Reputation: 1121
NLTK regular expressions work with tags such as:
<DT>? <JJ>* <NN>*
is there a way to include words within the regex? IE: "<N> <such> <as> <N> <and> <N>"
Upvotes: 2
Views: 494
Reputation: 5498
The easiest way is to convert the tags of the words.
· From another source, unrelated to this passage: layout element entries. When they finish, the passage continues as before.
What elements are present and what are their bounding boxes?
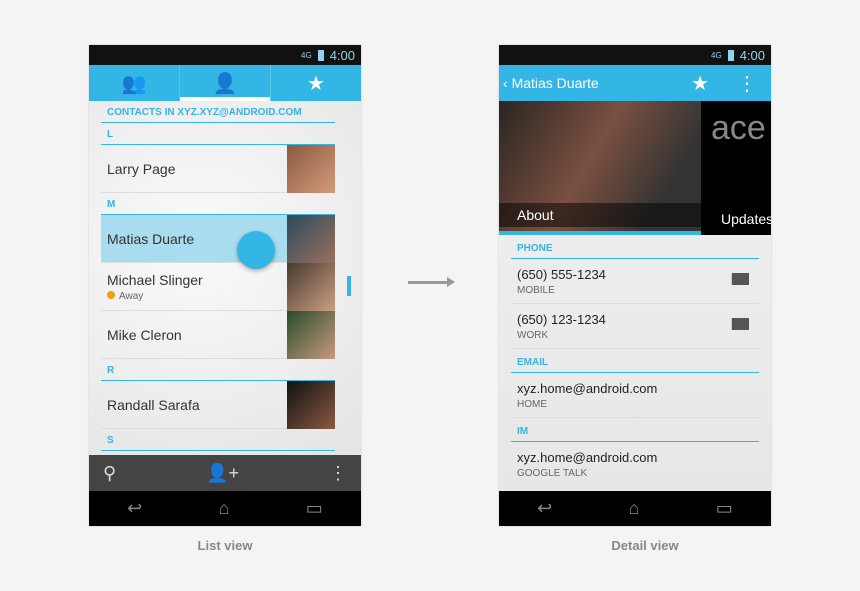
list-view-phone: 4G 4:00 👥 👤 ★ CONTACTS IN XYZ.XYZ@ANDROID… bbox=[89, 45, 361, 526]
scrollbar[interactable] bbox=[347, 276, 351, 296]
contact-title: Matias Duarte bbox=[511, 75, 599, 91]
phone-header: PHONE bbox=[511, 235, 759, 259]
overflow-menu-icon[interactable]: ⋮ bbox=[737, 71, 757, 96]
bottom-action-bar: ⚲ 👤+ ⋮ bbox=[89, 455, 361, 491]
search-icon[interactable]: ⚲ bbox=[103, 463, 116, 484]
tab-all-contacts[interactable]: 👤 bbox=[180, 65, 271, 101]
message-icon[interactable] bbox=[731, 273, 749, 285]
contact-name: Randall Sarafa bbox=[107, 396, 200, 413]
star-icon[interactable]: ★ bbox=[691, 71, 709, 96]
contact-name: Matias Duarte bbox=[107, 230, 195, 247]
phone-number: (650) 123-1234 bbox=[517, 312, 606, 327]
contact-photo[interactable] bbox=[287, 380, 335, 429]
status-bar: 4G 4:00 bbox=[89, 45, 361, 65]
tab-groups[interactable]: 👥 bbox=[89, 65, 180, 101]
away-status-icon bbox=[107, 290, 115, 299]
contact-photo[interactable] bbox=[287, 144, 335, 193]
recent-apps-icon[interactable]: ▭ bbox=[306, 498, 323, 519]
back-icon[interactable]: ↩ bbox=[127, 498, 142, 519]
contact-name: Mike Cleron bbox=[107, 326, 182, 343]
signal-icon: 4G bbox=[301, 50, 312, 60]
updates-image-text: ace bbox=[711, 109, 766, 147]
presence-status: Away bbox=[119, 290, 144, 302]
recent-apps-icon[interactable]: ▭ bbox=[716, 498, 733, 519]
action-bar: ‹ Matias Duarte ★ ⋮ bbox=[499, 65, 771, 101]
back-icon[interactable]: ↩ bbox=[537, 498, 552, 519]
battery-icon bbox=[727, 49, 734, 61]
navigation-bar: ↩ ⌂ ▭ bbox=[499, 491, 771, 526]
email-value: xyz.home@android.com bbox=[517, 381, 658, 396]
phone-type: WORK bbox=[517, 330, 549, 341]
contact-list: CONTACTS IN XYZ.XYZ@ANDROID.COM L Larry … bbox=[89, 101, 361, 455]
im-value: xyz.home@android.com bbox=[517, 450, 658, 465]
tab-about[interactable]: About bbox=[499, 101, 701, 235]
photo-tabs: About ace Updates bbox=[499, 101, 771, 235]
email-header: EMAIL bbox=[511, 349, 759, 373]
up-button[interactable]: ‹ Matias Duarte bbox=[503, 75, 599, 91]
section-header: S bbox=[101, 429, 335, 451]
tab-about-label: About bbox=[499, 203, 701, 227]
status-bar: 4G 4:00 bbox=[499, 45, 771, 65]
overflow-menu-icon[interactable]: ⋮ bbox=[329, 463, 347, 484]
person-icon: 👤 bbox=[212, 72, 238, 95]
contact-row[interactable]: Larry Page bbox=[101, 144, 335, 193]
contact-photo[interactable] bbox=[287, 214, 335, 263]
contact-name: Michael Slinger bbox=[107, 271, 203, 288]
clock: 4:00 bbox=[739, 47, 765, 63]
tab-updates-label: Updates bbox=[721, 211, 771, 227]
detail-view-caption: Detail view bbox=[611, 538, 679, 553]
contact-row[interactable]: Michael Slinger Away bbox=[101, 262, 335, 311]
groups-icon: 👥 bbox=[121, 72, 147, 95]
signal-icon: 4G bbox=[711, 50, 722, 60]
contact-photo[interactable] bbox=[287, 262, 335, 311]
arrow-icon bbox=[408, 277, 455, 287]
contact-name: Larry Page bbox=[107, 160, 176, 177]
im-type: GOOGLE TALK bbox=[517, 468, 588, 479]
navigation-bar: ↩ ⌂ ▭ bbox=[89, 491, 361, 526]
tab-favorites[interactable]: ★ bbox=[271, 65, 361, 101]
back-chevron-icon: ‹ bbox=[503, 75, 512, 91]
section-header: M bbox=[101, 193, 335, 215]
tab-bar: 👥 👤 ★ bbox=[89, 65, 361, 101]
message-icon[interactable] bbox=[731, 318, 749, 330]
clock: 4:00 bbox=[329, 47, 355, 63]
phone-type: MOBILE bbox=[517, 285, 555, 296]
list-view-caption: List view bbox=[197, 538, 253, 553]
home-icon[interactable]: ⌂ bbox=[629, 498, 640, 519]
detail-view-phone: 4G 4:00 ‹ Matias Duarte ★ ⋮ About ace Updat… bbox=[499, 45, 771, 526]
phone-row[interactable]: (650) 555-1234 MOBILE bbox=[511, 259, 759, 304]
contact-photo[interactable] bbox=[287, 310, 335, 359]
phone-row[interactable]: (650) 123-1234 WORK bbox=[511, 304, 759, 349]
email-type: HOME bbox=[517, 399, 547, 410]
section-header: L bbox=[101, 123, 335, 145]
account-header: CONTACTS IN XYZ.XYZ@ANDROID.COM bbox=[101, 101, 335, 123]
contact-row[interactable]: Mike Cleron bbox=[101, 310, 335, 359]
battery-icon bbox=[317, 49, 324, 61]
phone-number: (650) 555-1234 bbox=[517, 267, 606, 282]
home-icon[interactable]: ⌂ bbox=[219, 498, 230, 519]
im-header: IM bbox=[511, 418, 759, 442]
contact-row-selected[interactable]: Matias Duarte bbox=[101, 214, 335, 269]
add-contact-icon[interactable]: 👤+ bbox=[206, 463, 239, 484]
email-row[interactable]: xyz.home@android.com HOME bbox=[511, 373, 759, 418]
star-icon: ★ bbox=[307, 72, 325, 95]
contact-row[interactable]: Randall Sarafa bbox=[101, 380, 335, 429]
section-header: R bbox=[101, 359, 335, 381]
im-row[interactable]: xyz.home@android.com GOOGLE TALK bbox=[511, 442, 759, 487]
tab-updates[interactable]: ace Updates bbox=[703, 101, 771, 235]
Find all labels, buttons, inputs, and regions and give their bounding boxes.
Modify the tag of the word you want to use in the regular expression.
Example:
import nltk
pos_tags = nltk.pos_tag(nltk.word_tokenize('Tea such as Green and Brown.'))
# use certain words as it is in grammar
same_word_tags = ['such', 'as', 'and']
pos_tags = [
(w, w.upper()) if w in same_word_tags else (w, t)
for w, t in pos_tags
]
grammar = "CHUNK: {<NN.*> <SUCH> <AS> <NN.*> <AND> <NN.*>}"
tree = nltk.RegexpParser(grammar).parse(pos_tags)
Upvotes: 0
Reputation: 107337
As i remember <DT>? <JJ>* <NN>*
is a chunk pattern . and the chunk patterns are converted internally to regular expressions using the tag_pattern2re_pattern()
function:
>>> from nltk.chunk import tag_pattern2re_pattern
>>> tag_pattern2re_pattern('<DT>?<NN.*>+')
'(<(DT)>)?(<(NN[^\\{\\}<>]*)>)+'
then you could put your words inside the regex pattern result .
Upvotes: 2